There are three levels of traction control (four, if you include switching it off altogether), each of which includes anti-wheelie control, although the whole system isn't as sophisticated as the one fitted to the RSV4 APRC, since only comparative wheel speed sensors are employed on the Dorsoduro and not the RSV4's inertia sensor and more sophisticated programming. And unlike the APRC, you can't swap between traction control settings on the go. Of the three settings, Three is the most intrusive, and selecting it to ride hard on those slippery Spanish roads soon had the system cutting in to reduce power when the rear Pirelli started to slide. At the other end of the scale, level One had much less effect, with enough power still maintained to get the rear wheel sliding on the Sport engine map when opening the throttle out of a slow turn. Two was the best, delivering confidence via a sense of control - but while not having the RSV4 system's range of adjustment, the TC in the Dorsoduro works just as effectively yet surreptitiously as the one in the V4 race replica. And forget about wheelying this bike, unless you cheat and launch it over the brow of a hill.
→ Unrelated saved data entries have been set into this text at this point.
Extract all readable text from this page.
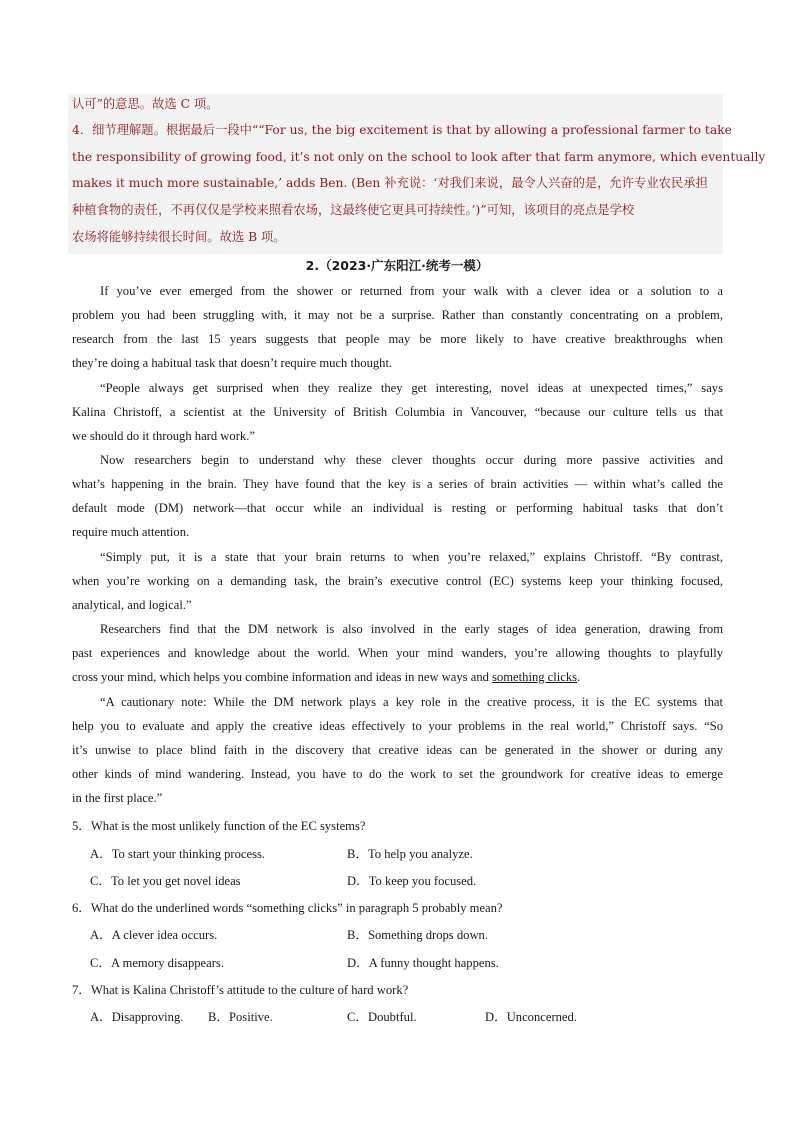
认可”的意思。故选 C 项。
4．细节理解题。根据最后一段中““For us, the big excitement is that by allowing a professional farmer to take
the responsibility of growing food, it’s not only on the school to look after that farm anymore, which eventually
makes it much more sustainable,’ adds Ben. (Ben 补充说：‘对我们来说，最令人兴奋的是，允许专业农民承担
种植食物的责任，不再仅仅是学校来照看农场，这最终使它更具可持续性。’)”可知，该项目的亮点是学校
农场将能够持续很长时间。故选 B 项。
2.（2023·广东阳江·统考一模）
If you’ve ever emerged from the shower or returned from your walk with a clever idea or a solution to a
problem you had been struggling with, it may not be a surprise. Rather than constantly concentrating on a problem,
research from the last 15 years suggests that people may be more likely to have creative breakthroughs when
they’re doing a habitual task that doesn’t require much thought.
“People always get surprised when they realize they get interesting, novel ideas at unexpected times,” says
Kalina Christoff, a scientist at the University of British Columbia in Vancouver, “because our culture tells us that
we should do it through hard work.”
Now researchers begin to understand why these clever thoughts occur during more passive activities and
what’s happening in the brain. They have found that the key is a series of brain activities — within what’s called the
default mode (DM) network—that occur while an individual is resting or performing habitual tasks that don’t
require much attention.
“Simply put, it is a state that your brain returns to when you’re relaxed,” explains Christoff. “By contrast,
when you’re working on a demanding task, the brain’s executive control (EC) systems keep your thinking focused,
analytical, and logical.”
Researchers find that the DM network is also involved in the early stages of idea generation, drawing from
past experiences and knowledge about the world. When your mind wanders, you’re allowing thoughts to playfully
cross your mind, which helps you combine information and ideas in new ways and something clicks.
“A cautionary note: While the DM network plays a key role in the creative process, it is the EC systems that
help you to evaluate and apply the creative ideas effectively to your problems in the real world,” Christoff says. “So
it’s unwise to place blind faith in the discovery that creative ideas can be generated in the shower or during any
other kinds of mind wandering. Instead, you have to do the work to set the groundwork for creative ideas to emerge
in the first place.”
5．What is the most unlikely function of the EC systems?
A．To start your thinking process.	B．To help you analyze.
C．To let you get novel ideas	D．To keep you focused.
6．What do the underlined words “something clicks” in paragraph 5 probably mean?
A．A clever idea occurs.	B．Something drops down.
C．A memory disappears.	D．A funny thought happens.
7．What is Kalina Christoff’s attitude to the culture of hard work?
A．Disapproving. B．Positive.	C．Doubtful.	D．Unconcerned.
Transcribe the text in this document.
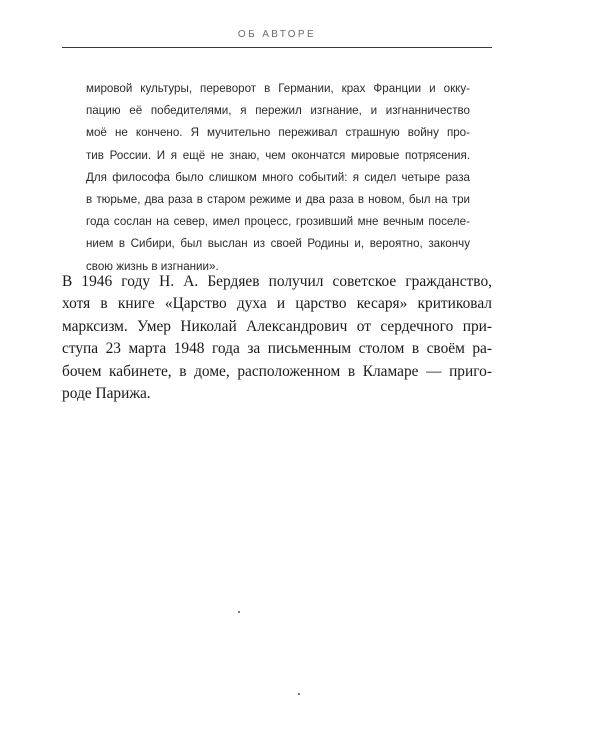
ОБ АВТОРЕ
мировой культуры, переворот в Германии, крах Франции и окку-
пацию её победителями, я пережил изгнание, и изгнанничество
моё не кончено. Я мучительно переживал страшную войну про-
тив России. И я ещё не знаю, чем окончатся мировые потрясения.
Для философа было слишком много событий: я сидел четыре раза
в тюрьме, два раза в старом режиме и два раза в новом, был на три
года сослан на север, имел процесс, грозивший мне вечным поселе-
нием в Сибири, был выслан из своей Родины и, вероятно, закончу
свою жизнь в изгнании».
В 1946 году Н. А. Бердяев получил советское гражданство,
хотя в книге «Царство духа и царство кесаря» критиковал
марксизм. Умер Николай Александрович от сердечного при-
ступа 23 марта 1948 года за письменным столом в своём ра-
бочем кабинете, в доме, расположенном в Кламаре — приго-
роде Парижа.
The ABS worked really well, too, and there were lots of chances to evaluate it on those slick surfaces where I'd otherwise have been pretty nervous about using the front brakes to anything like their full potential - and they do work well, with good response thanks also to the braided metal brake lines that are standard. I didn't get the rear wheel chattering even under the hardest of stops for a downhill hairpin, despite the fact there's no slipper clutch fitted . And in spite of the steering geometry's hefty trail, the Dorsoduro didn't sit up and head for the haystacks if I took an extra handful of front brake leaned over in a turn. The Aprilia held its line well under high speed braking, plus it tracked straight and true even at speeds of 125 mph and more taking the autopista back to the Jerez GP circuit. It's responsive but composed - there's no sign of nervousness, thanks presumably to that conservative steering geometry.
The fully adjustable Sachs...
The fully adjustable Sachs rear shock offers a generous 155mm of wheel travel, operates without a linkage and is offset to the right for clearance to the rear cylinder's exhaust pipe.
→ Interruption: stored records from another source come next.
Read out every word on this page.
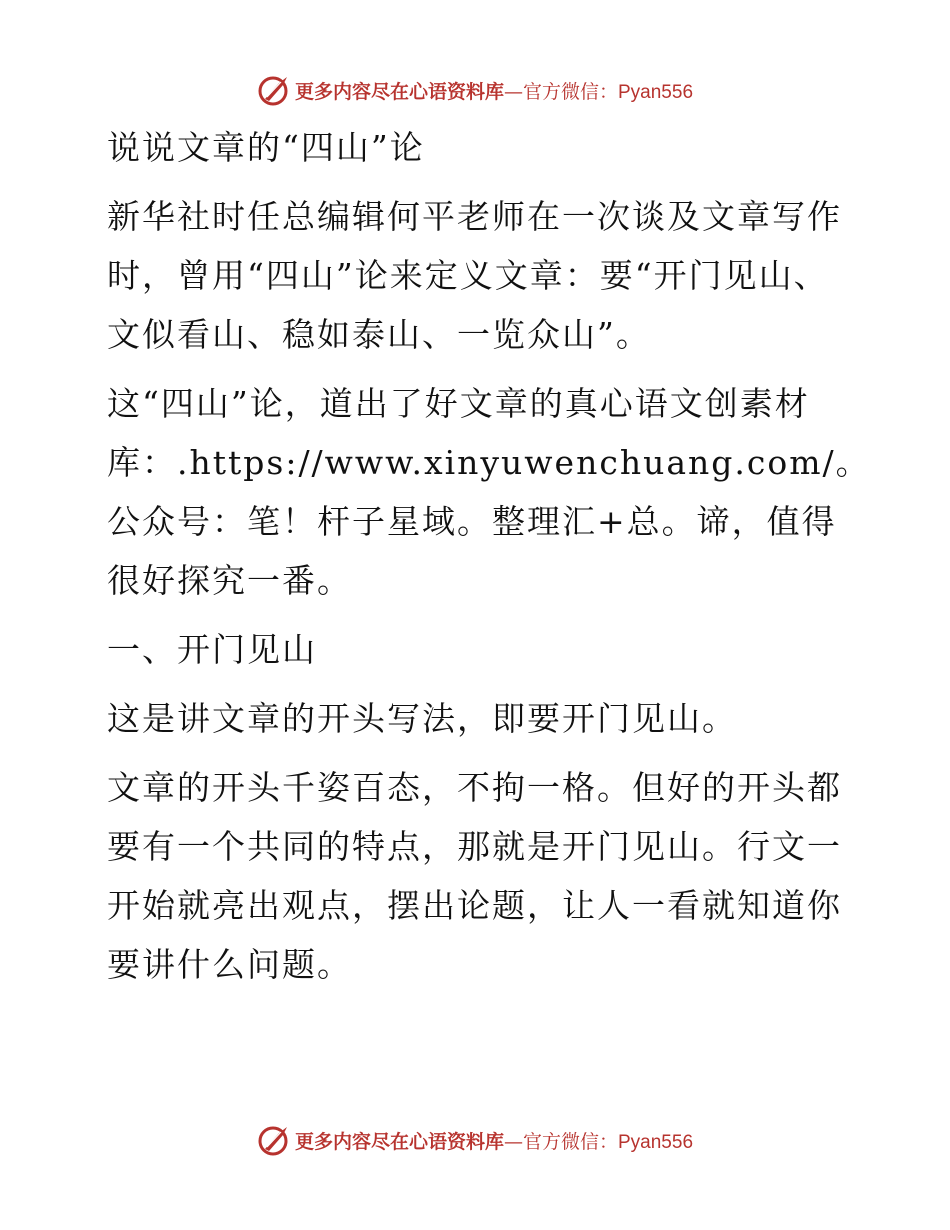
更多内容尽在心语资料库—官方微信：Pyan556

说说文章的“四山”论

新华社时任总编辑何平老师在一次谈及文章写作时，曾用“四山”论来定义文章：要“开门见山、文似看山、稳如泰山、一览众山”。

这“四山”论，道出了好文章的真心语文创素材库：.https://www.xinyuwenchuang.com/。公众号：笔！杆子星域。整理汇+总。谛，值得很好探究一番。

一、开门见山

这是讲文章的开头写法，即要开门见山。

文章的开头千姿百态，不拘一格。但好的开头都要有一个共同的特点，那就是开门见山。行文一开始就亮出观点，摆出论题，让人一看就知道你要讲什么问题。

更多内容尽在心语资料库—官方微信：Pyan556
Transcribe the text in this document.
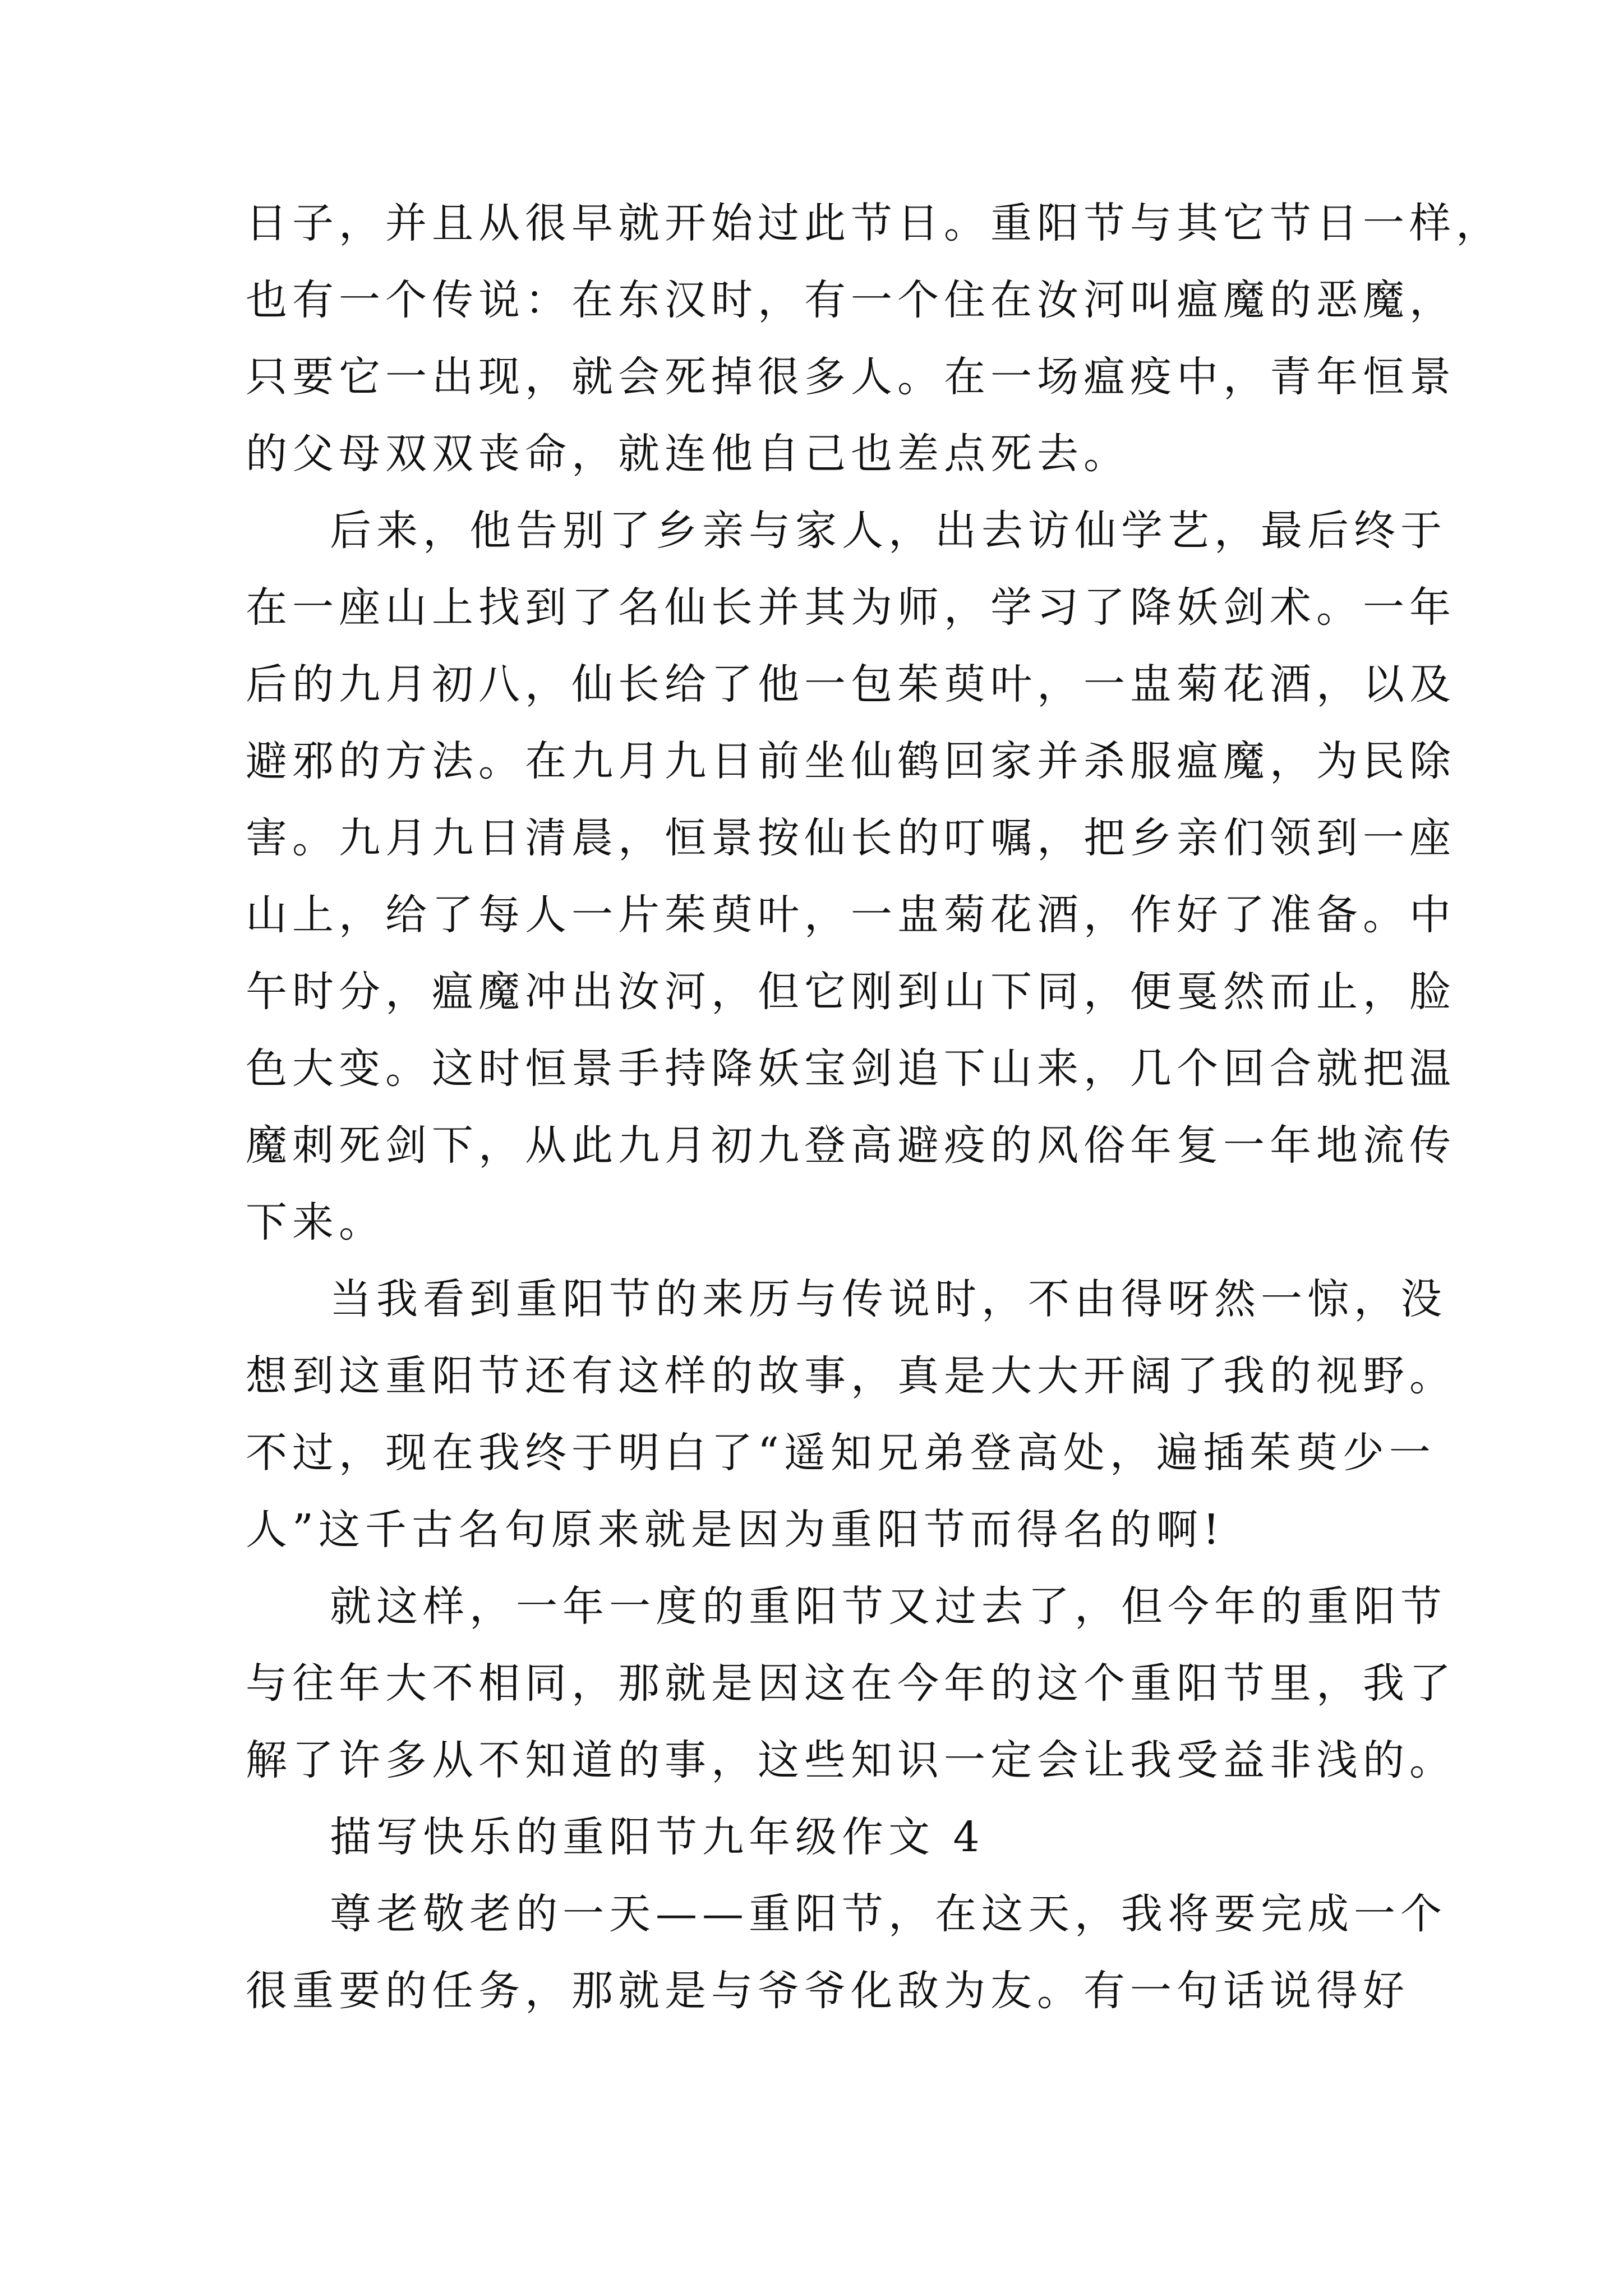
日子，并且从很早就开始过此节日。重阳节与其它节日一样，
也有一个传说：在东汉时，有一个住在汝河叫瘟魔的恶魔，
只要它一出现，就会死掉很多人。在一场瘟疫中，青年恒景
的父母双双丧命，就连他自己也差点死去。
后来，他告别了乡亲与家人，出去访仙学艺，最后终于
在一座山上找到了名仙长并其为师，学习了降妖剑术。一年
后的九月初八，仙长给了他一包茱萸叶，一盅菊花酒，以及
避邪的方法。在九月九日前坐仙鹤回家并杀服瘟魔，为民除
害。九月九日清晨，恒景按仙长的叮嘱，把乡亲们领到一座
山上，给了每人一片茱萸叶，一盅菊花酒，作好了准备。中
午时分，瘟魔冲出汝河，但它刚到山下同，便戛然而止，脸
色大变。这时恒景手持降妖宝剑追下山来，几个回合就把温
魔刺死剑下，从此九月初九登高避疫的风俗年复一年地流传
下来。
当我看到重阳节的来历与传说时，不由得呀然一惊，没
想到这重阳节还有这样的故事，真是大大开阔了我的视野。
不过，现在我终于明白了“遥知兄弟登高处，遍插茱萸少一
人”这千古名句原来就是因为重阳节而得名的啊!
就这样，一年一度的重阳节又过去了，但今年的重阳节
与往年大不相同，那就是因这在今年的这个重阳节里，我了
解了许多从不知道的事，这些知识一定会让我受益非浅的。
描写快乐的重阳节九年级作文 4
尊老敬老的一天——重阳节，在这天，我将要完成一个
很重要的任务，那就是与爷爷化敌为友。有一句话说得好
The Dorsoduro features radial-mount...
The Dorsoduro features radial-mount four-piston Brembo calipers, 320mm Grimeca discs and a 43mm Sachs fork. A Factory version, with all the usual upgrades, will be offered.
The modular chassis will be...
The modular chassis will be shared with at least three other future 1200 V-twin Aprilia models. An upper tubular steel trellis section bolts to aluminum sideplates, making it easy to vary chassis dimensions across different models. On the 1200 Dorsoduro, rake and trail are quite relaxed at 27.3 degrees and 118mm respectively.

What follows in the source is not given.